How full the disk is
25.755
fs_used_pct
A disk at 95% full behaves nothing like the same disk empty: the allocator works harder, writes fragment, and fsync slows. Read the throughput above with this number beside it.
Durability latency (fsync)
13.577
fsync_latency_ms
How long the disk took to admit the data was really written. Sequential throughput is what copying a file feels like; fsync is what a database waits for on every single commit. They are unrelated, and the slow one decides how many transactions per second you get.

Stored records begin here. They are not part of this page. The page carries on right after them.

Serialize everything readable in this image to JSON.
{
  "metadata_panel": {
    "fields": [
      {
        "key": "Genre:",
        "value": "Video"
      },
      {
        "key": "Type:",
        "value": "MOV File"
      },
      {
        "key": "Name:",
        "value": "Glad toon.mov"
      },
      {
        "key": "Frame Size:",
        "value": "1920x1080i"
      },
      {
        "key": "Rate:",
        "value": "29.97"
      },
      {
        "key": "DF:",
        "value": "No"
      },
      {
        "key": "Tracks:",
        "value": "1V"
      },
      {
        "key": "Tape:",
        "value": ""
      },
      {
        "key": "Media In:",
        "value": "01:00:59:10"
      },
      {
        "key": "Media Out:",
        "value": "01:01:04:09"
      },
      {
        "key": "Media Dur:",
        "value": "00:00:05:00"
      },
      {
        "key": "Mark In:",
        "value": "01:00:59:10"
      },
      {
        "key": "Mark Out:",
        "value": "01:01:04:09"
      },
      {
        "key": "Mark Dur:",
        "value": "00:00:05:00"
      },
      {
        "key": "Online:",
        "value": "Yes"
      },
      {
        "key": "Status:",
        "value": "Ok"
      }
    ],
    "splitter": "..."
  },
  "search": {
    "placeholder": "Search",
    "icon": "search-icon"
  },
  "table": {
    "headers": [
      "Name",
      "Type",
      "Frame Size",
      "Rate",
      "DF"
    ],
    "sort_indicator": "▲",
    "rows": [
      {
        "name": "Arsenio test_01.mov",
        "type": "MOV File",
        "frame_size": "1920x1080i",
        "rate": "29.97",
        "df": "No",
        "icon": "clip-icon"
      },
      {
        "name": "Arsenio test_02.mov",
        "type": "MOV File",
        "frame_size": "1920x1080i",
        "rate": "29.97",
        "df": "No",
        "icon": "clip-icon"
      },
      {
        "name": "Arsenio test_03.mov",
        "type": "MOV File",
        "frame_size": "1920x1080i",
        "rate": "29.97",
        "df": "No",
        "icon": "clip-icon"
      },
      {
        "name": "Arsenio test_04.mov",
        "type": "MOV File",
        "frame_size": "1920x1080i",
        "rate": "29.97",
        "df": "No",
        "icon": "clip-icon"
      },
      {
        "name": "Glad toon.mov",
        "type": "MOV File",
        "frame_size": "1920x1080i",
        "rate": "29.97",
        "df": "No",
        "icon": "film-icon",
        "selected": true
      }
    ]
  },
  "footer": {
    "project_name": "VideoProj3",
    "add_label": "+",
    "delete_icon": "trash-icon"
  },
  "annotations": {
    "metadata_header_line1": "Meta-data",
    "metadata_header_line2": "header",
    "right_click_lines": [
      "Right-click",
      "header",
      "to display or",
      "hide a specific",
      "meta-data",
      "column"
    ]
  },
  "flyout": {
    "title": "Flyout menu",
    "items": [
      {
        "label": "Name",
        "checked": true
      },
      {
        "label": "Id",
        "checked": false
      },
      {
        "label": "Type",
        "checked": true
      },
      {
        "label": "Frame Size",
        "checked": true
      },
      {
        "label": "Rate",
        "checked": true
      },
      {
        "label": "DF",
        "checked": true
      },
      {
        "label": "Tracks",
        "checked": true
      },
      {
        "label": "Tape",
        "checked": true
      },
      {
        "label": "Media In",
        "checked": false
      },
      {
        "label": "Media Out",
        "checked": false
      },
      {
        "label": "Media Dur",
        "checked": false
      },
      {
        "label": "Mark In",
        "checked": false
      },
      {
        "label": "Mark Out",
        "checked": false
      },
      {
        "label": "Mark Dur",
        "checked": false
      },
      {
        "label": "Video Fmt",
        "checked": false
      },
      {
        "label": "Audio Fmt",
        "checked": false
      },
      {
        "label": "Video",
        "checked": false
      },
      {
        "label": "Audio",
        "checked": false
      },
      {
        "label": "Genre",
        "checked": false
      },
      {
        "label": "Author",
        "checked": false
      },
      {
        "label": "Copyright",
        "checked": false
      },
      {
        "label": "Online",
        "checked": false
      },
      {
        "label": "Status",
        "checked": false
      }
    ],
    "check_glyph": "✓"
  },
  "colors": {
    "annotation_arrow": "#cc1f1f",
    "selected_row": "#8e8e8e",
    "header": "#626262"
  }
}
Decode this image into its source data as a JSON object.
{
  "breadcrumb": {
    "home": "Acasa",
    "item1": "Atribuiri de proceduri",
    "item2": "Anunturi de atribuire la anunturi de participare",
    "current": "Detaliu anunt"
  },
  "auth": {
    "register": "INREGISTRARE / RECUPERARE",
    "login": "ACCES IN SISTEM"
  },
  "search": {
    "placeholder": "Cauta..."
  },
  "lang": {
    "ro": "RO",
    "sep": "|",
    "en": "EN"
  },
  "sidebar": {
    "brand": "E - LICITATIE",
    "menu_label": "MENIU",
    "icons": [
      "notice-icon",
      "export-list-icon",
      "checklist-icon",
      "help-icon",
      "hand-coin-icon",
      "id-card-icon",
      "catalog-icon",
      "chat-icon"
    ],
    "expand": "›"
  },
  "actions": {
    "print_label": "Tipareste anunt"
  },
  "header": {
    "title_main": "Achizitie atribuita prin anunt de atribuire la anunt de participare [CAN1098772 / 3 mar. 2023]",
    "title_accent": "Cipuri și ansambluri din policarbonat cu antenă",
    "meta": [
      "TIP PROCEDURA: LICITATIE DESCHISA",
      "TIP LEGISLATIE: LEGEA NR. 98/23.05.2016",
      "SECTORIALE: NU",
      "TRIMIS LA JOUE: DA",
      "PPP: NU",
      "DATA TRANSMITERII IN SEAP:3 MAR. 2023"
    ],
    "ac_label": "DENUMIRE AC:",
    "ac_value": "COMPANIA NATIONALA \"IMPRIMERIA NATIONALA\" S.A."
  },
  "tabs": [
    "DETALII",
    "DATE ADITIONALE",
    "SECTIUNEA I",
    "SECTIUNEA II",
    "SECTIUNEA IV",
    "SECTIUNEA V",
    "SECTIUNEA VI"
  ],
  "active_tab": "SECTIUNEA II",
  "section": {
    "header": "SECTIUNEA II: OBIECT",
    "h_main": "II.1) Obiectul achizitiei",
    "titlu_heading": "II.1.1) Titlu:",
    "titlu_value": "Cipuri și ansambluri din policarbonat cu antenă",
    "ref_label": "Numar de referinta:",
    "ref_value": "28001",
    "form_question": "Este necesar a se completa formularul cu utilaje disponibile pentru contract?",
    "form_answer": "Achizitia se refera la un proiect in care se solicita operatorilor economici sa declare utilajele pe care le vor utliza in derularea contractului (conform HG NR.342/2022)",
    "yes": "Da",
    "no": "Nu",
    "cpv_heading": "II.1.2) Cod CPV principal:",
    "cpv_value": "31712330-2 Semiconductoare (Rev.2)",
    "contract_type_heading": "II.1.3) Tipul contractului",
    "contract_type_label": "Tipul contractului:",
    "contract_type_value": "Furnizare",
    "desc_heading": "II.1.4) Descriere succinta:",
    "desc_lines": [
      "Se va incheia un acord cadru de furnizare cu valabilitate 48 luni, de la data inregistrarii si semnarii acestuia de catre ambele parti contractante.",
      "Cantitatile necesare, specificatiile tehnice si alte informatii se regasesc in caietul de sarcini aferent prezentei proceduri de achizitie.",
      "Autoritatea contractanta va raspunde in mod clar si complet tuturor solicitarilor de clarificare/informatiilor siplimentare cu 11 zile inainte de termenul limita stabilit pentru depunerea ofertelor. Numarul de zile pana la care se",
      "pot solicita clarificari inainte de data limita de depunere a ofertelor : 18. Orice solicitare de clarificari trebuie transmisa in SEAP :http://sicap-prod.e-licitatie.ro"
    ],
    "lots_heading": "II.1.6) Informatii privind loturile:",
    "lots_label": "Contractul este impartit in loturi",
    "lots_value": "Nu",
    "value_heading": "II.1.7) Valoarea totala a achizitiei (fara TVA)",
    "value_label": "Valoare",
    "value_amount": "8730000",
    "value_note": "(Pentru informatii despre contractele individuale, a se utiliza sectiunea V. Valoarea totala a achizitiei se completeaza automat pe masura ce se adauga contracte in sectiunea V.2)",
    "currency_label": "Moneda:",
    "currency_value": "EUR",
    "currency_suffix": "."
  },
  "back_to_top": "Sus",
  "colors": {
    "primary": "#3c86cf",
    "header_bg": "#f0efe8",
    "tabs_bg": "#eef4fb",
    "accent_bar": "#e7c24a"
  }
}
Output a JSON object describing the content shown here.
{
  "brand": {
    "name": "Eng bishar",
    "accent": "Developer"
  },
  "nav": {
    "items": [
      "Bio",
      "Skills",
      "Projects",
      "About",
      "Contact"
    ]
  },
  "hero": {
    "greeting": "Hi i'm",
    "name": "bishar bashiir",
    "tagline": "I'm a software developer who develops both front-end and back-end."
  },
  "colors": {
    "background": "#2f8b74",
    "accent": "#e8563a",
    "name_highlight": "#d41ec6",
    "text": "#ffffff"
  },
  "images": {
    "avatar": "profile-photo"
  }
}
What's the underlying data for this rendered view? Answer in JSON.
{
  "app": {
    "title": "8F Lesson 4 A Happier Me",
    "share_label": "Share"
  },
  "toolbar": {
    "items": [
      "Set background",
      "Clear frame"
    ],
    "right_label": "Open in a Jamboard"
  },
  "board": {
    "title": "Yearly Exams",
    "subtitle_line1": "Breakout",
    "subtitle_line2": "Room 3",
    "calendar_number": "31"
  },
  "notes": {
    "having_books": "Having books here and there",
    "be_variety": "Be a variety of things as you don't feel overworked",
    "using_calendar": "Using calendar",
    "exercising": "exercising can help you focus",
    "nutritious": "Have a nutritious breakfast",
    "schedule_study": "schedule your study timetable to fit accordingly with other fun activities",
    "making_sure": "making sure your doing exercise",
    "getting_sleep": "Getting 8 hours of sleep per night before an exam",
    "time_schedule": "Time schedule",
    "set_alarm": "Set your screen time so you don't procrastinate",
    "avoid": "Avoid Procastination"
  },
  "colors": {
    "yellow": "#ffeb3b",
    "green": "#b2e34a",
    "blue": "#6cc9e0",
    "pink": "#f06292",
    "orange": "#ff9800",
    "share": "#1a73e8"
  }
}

What this IOPS figure is not
4 KiB random reads against a file just written, so the page cache is warm; this measures the filesystem path, not a cold device
iops_caveat
The node signed this sentence along with the number, so it cannot be quietly dropped when the figure is quoted.
Payload size
64
payload_mb
How much data was moved. Small payloads flatter a disk by living in its cache.
Random 4 KiB reads
701,646
random_read_4k_iops
Genuine operations per second, at random offsets — the access pattern of an index, not a file copy.
Read throughput
354
read_mbps
How fast this disk hands data back.
Spinning disk
false
rotational
The kernel’s own answer, not a guess from the model name.
What the grade implies
solid state: no seek penalty, so the random-read figure is close to the sequential one
storage_class
A platter and an SSD can post similar sequential throughput and differ by orders of magnitude on the random reads a database actually issues. Signed with the number so it travels with it.
Write throughput
770
write_mbps
How fast it accepts data. Reads are usually several times faster than writes, and a database lives on the slower number.
Disk grade and filesystem appear only on Linux nodes, for the same reason.
Nothing recorded against storage. That is a statement about our backlog, not a claim of completeness — the full list lives on the proof page.